DMS Domain Specifications
Program analysis and transformation tools, to be very general, must apply to a wide variety of languages. Since it is impractical to build "all languages" into a single tool, one must be able to specify a particular language (and even dialect) to such a tool quickly for it to be widely useful.
The DMS Software Reengineering Toolkit is designed to allow the "domain" (language) engineer specify those languages elements quickly and accurately, so that she may spend most of her attention on the actual program analysis or transformation of interest.
These pages discuss such specifications in some detail, and show them applied to Nicholas Wirth's Oberon language as an example. This will provide the would-be DMS domain engineer a feel for DMS (Yes, SD has Tools for Oberon based on the definitions show here). The tutorials and reference documentation provided with DMS itself is far more extensive and detailed.
For a simpler but holistic view of DMS domain specifications working together, see Algebra as a DMS Domain.

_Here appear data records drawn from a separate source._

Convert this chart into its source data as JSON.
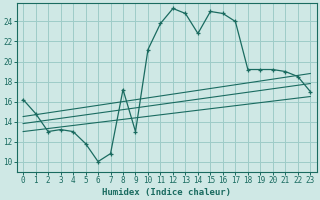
{
  "xlabel": "Humidex (Indice chaleur)",
  "background_color": "#cfe8e5",
  "grid_color": "#9eccc8",
  "line_color": "#1a6b60",
  "xlim": [
    -0.5,
    23.5
  ],
  "ylim": [
    9.0,
    25.8
  ],
  "xticks": [
    0,
    1,
    2,
    3,
    4,
    5,
    6,
    7,
    8,
    9,
    10,
    11,
    12,
    13,
    14,
    15,
    16,
    17,
    18,
    19,
    20,
    21,
    22,
    23
  ],
  "yticks": [
    10,
    12,
    14,
    16,
    18,
    20,
    22,
    24
  ],
  "line1_x": [
    0,
    1,
    2,
    3,
    4,
    5,
    6,
    7,
    8,
    9,
    10,
    11,
    12,
    13,
    14,
    15,
    16,
    17,
    18,
    19,
    20,
    21,
    22,
    23
  ],
  "line1_y": [
    16.2,
    14.8,
    13.0,
    13.2,
    13.0,
    11.8,
    10.0,
    10.8,
    17.2,
    13.0,
    21.2,
    23.8,
    25.3,
    24.8,
    22.8,
    25.0,
    24.8,
    24.0,
    19.2,
    19.2,
    19.2,
    19.0,
    18.5,
    17.0
  ],
  "line2_x": [
    0,
    23
  ],
  "line2_y": [
    13.0,
    16.5
  ],
  "line3_x": [
    0,
    23
  ],
  "line3_y": [
    13.8,
    17.8
  ],
  "line4_x": [
    0,
    23
  ],
  "line4_y": [
    14.5,
    18.8
  ]
}
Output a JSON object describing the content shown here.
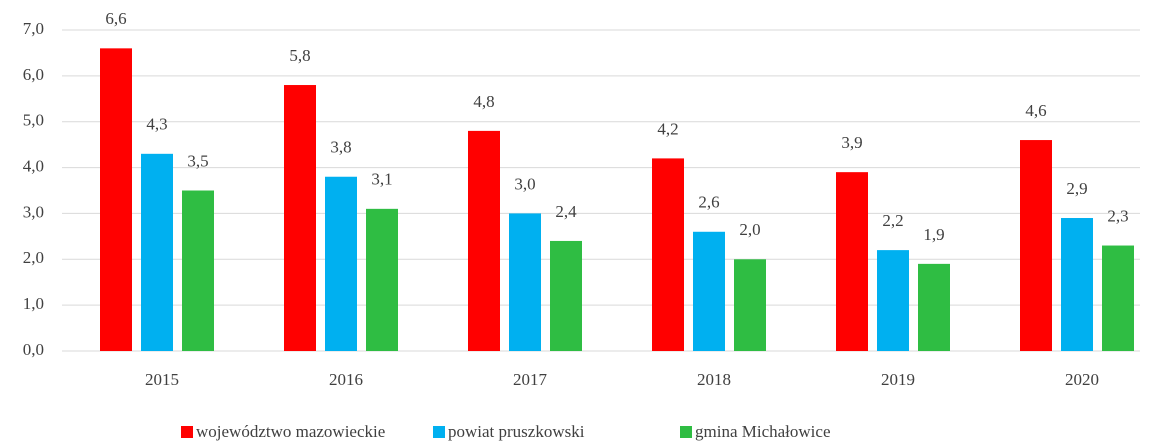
{
  "chart_data": {
    "type": "bar",
    "categories": [
      "2015",
      "2016",
      "2017",
      "2018",
      "2019",
      "2020"
    ],
    "series": [
      {
        "name": "województwo mazowieckie",
        "color": "#ff0000",
        "values": [
          6.6,
          5.8,
          4.8,
          4.2,
          3.9,
          4.6
        ],
        "value_labels": [
          "6,6",
          "5,8",
          "4,8",
          "4,2",
          "3,9",
          "4,6"
        ]
      },
      {
        "name": "powiat pruszkowski",
        "color": "#00b0f0",
        "values": [
          4.3,
          3.8,
          3.0,
          2.6,
          2.2,
          2.9
        ],
        "value_labels": [
          "4,3",
          "3,8",
          "3,0",
          "2,6",
          "2,2",
          "2,9"
        ]
      },
      {
        "name": "gmina Michałowice",
        "color": "#2fbd43",
        "values": [
          3.5,
          3.1,
          2.4,
          2.0,
          1.9,
          2.3
        ],
        "value_labels": [
          "3,5",
          "3,1",
          "2,4",
          "2,0",
          "1,9",
          "2,3"
        ]
      }
    ],
    "ylim": [
      0,
      7
    ],
    "yticks": [
      {
        "value": 0,
        "label": "0,0"
      },
      {
        "value": 1,
        "label": "1,0"
      },
      {
        "value": 2,
        "label": "2,0"
      },
      {
        "value": 3,
        "label": "3,0"
      },
      {
        "value": 4,
        "label": "4,0"
      },
      {
        "value": 5,
        "label": "5,0"
      },
      {
        "value": 6,
        "label": "6,0"
      },
      {
        "value": 7,
        "label": "7,0"
      }
    ],
    "grid": true,
    "legend": "bottom"
  }
}
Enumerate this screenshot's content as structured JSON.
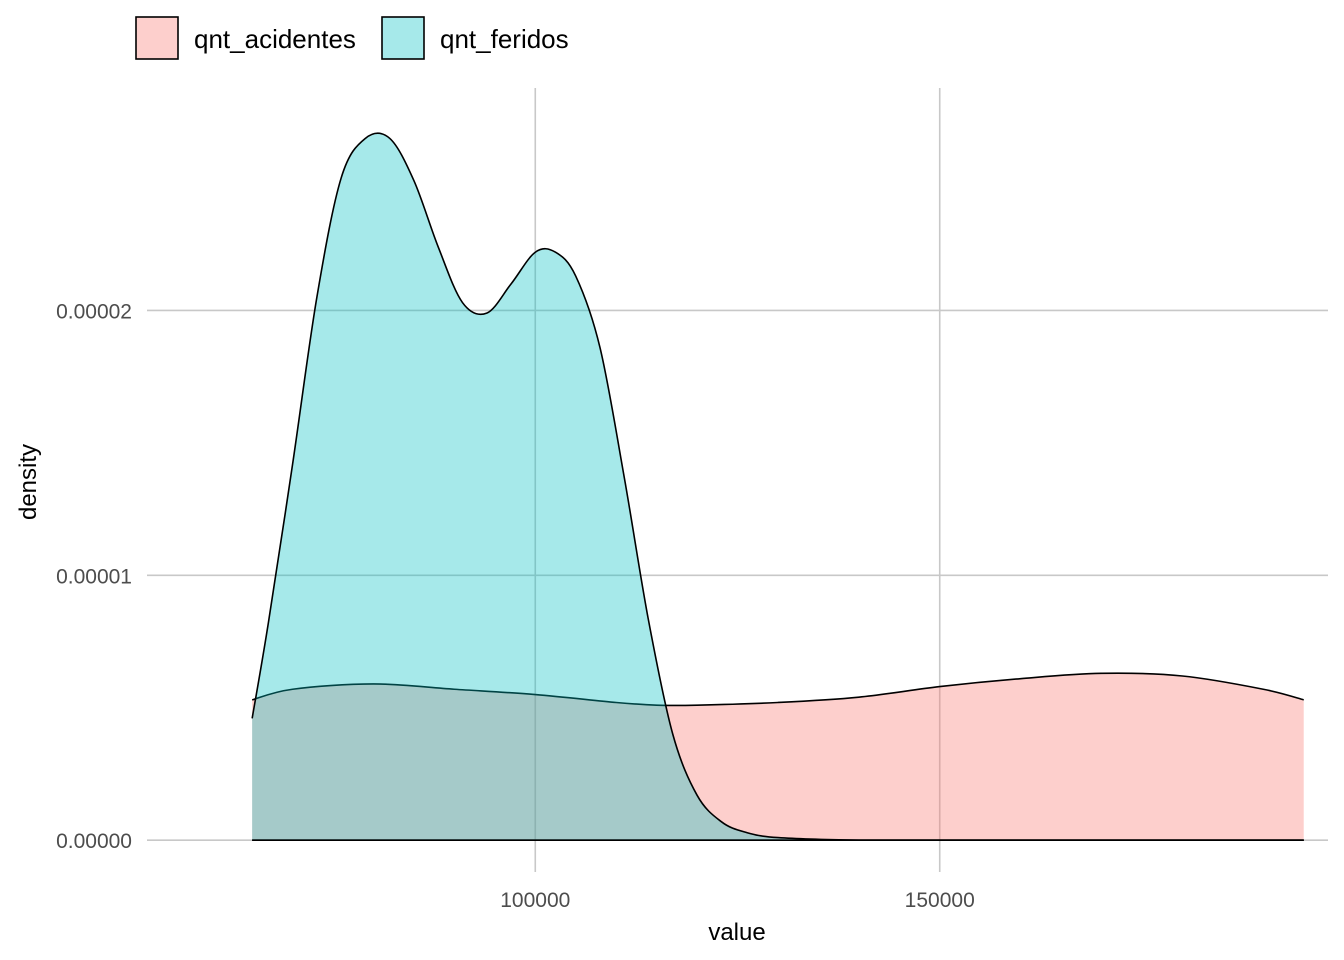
{
  "chart_data": {
    "type": "area",
    "chart_kind": "density",
    "xlabel": "value",
    "ylabel": "density",
    "xlim": [
      52000,
      198000
    ],
    "ylim": [
      -1.2e-06,
      2.84e-05
    ],
    "x_ticks": [
      100000,
      150000
    ],
    "x_tick_labels": [
      "100000",
      "150000"
    ],
    "y_ticks": [
      0,
      1e-05,
      2e-05
    ],
    "y_tick_labels": [
      "0.00000",
      "0.00001",
      "0.00002"
    ],
    "grid": true,
    "legend_position": "top-left",
    "series": [
      {
        "name": "qnt_acidentes",
        "color": "#F8766D",
        "x": [
          65000,
          70000,
          80000,
          90000,
          100000,
          110000,
          115000,
          120000,
          130000,
          140000,
          150000,
          160000,
          170000,
          180000,
          190000,
          195000
        ],
        "y": [
          5.3e-06,
          5.7e-06,
          5.9e-06,
          5.7e-06,
          5.5e-06,
          5.2e-06,
          5.1e-06,
          5.1e-06,
          5.2e-06,
          5.4e-06,
          5.8e-06,
          6.1e-06,
          6.3e-06,
          6.2e-06,
          5.7e-06,
          5.3e-06
        ]
      },
      {
        "name": "qnt_feridos",
        "color": "#00BFC4",
        "x": [
          65000,
          67000,
          70000,
          73000,
          76000,
          79000,
          82000,
          85000,
          88000,
          91000,
          94000,
          97000,
          100000,
          102500,
          105000,
          108000,
          111000,
          114000,
          117000,
          120000,
          123000,
          126000,
          130000,
          140000,
          150000,
          160000,
          170000,
          180000,
          195000
        ],
        "y": [
          4.6e-06,
          8.2e-06,
          1.42e-05,
          2.05e-05,
          2.5e-05,
          2.65e-05,
          2.65e-05,
          2.49e-05,
          2.24e-05,
          2.03e-05,
          1.99e-05,
          2.1e-05,
          2.22e-05,
          2.22e-05,
          2.13e-05,
          1.86e-05,
          1.37e-05,
          8.3e-06,
          4e-06,
          1.7e-06,
          7e-07,
          3e-07,
          1e-07,
          0,
          0,
          0,
          0,
          0,
          0
        ]
      }
    ]
  }
}
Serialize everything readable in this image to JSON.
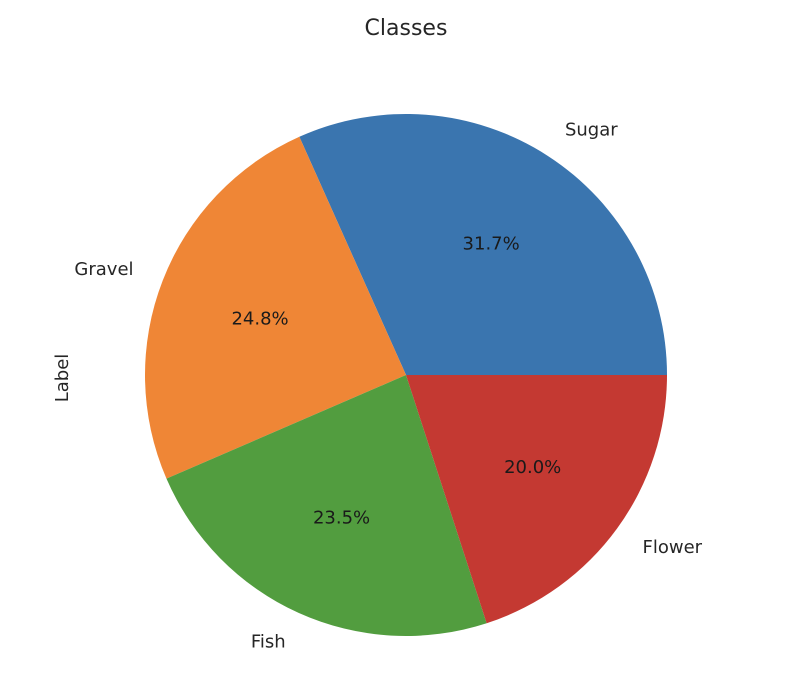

DMS Domain Definition Elements Necessary
The following formal descriptions are minimally needed for the DMS Software Reengineering Toolkit to parse and analyze a programming language:
- A lexical definition: this defines the elements ("tokens") of the target language
- A grammar definition: this defines allowable sequences of tokens (BNF)
As a practical matter, if one is to analyze or manipulate source code, one must provide for Life After Parsing. This means (optionally but strongly encouraged) providing definitions to DMS for the following:
- A Prettyprinter: this defines how to print an instance AST as valid/comilable source text, complete with comments
- Static Analysis via Attribute Grammars: how to specify information collection across an AST easily
- Symbol Tables: building a mapping from identifiers to their definition sites, types, and usage instances
- Control Flow Analysis: constructing a control flow graph for the micro-semantics of the program
- Data Flow Analysis: determining how data flows across the program, controlled by the control flow graph. One may need special support to handle indirect references.
- Source to Source Rewrites: definining transformations over trees in terms of surface syntax familiar to the programmer
- Data Flow Pattern Matching: writing surface syntax pattern that can match dataflows rather than syntax
DMS is available with sets of definitions for the above for a wide variety of languages.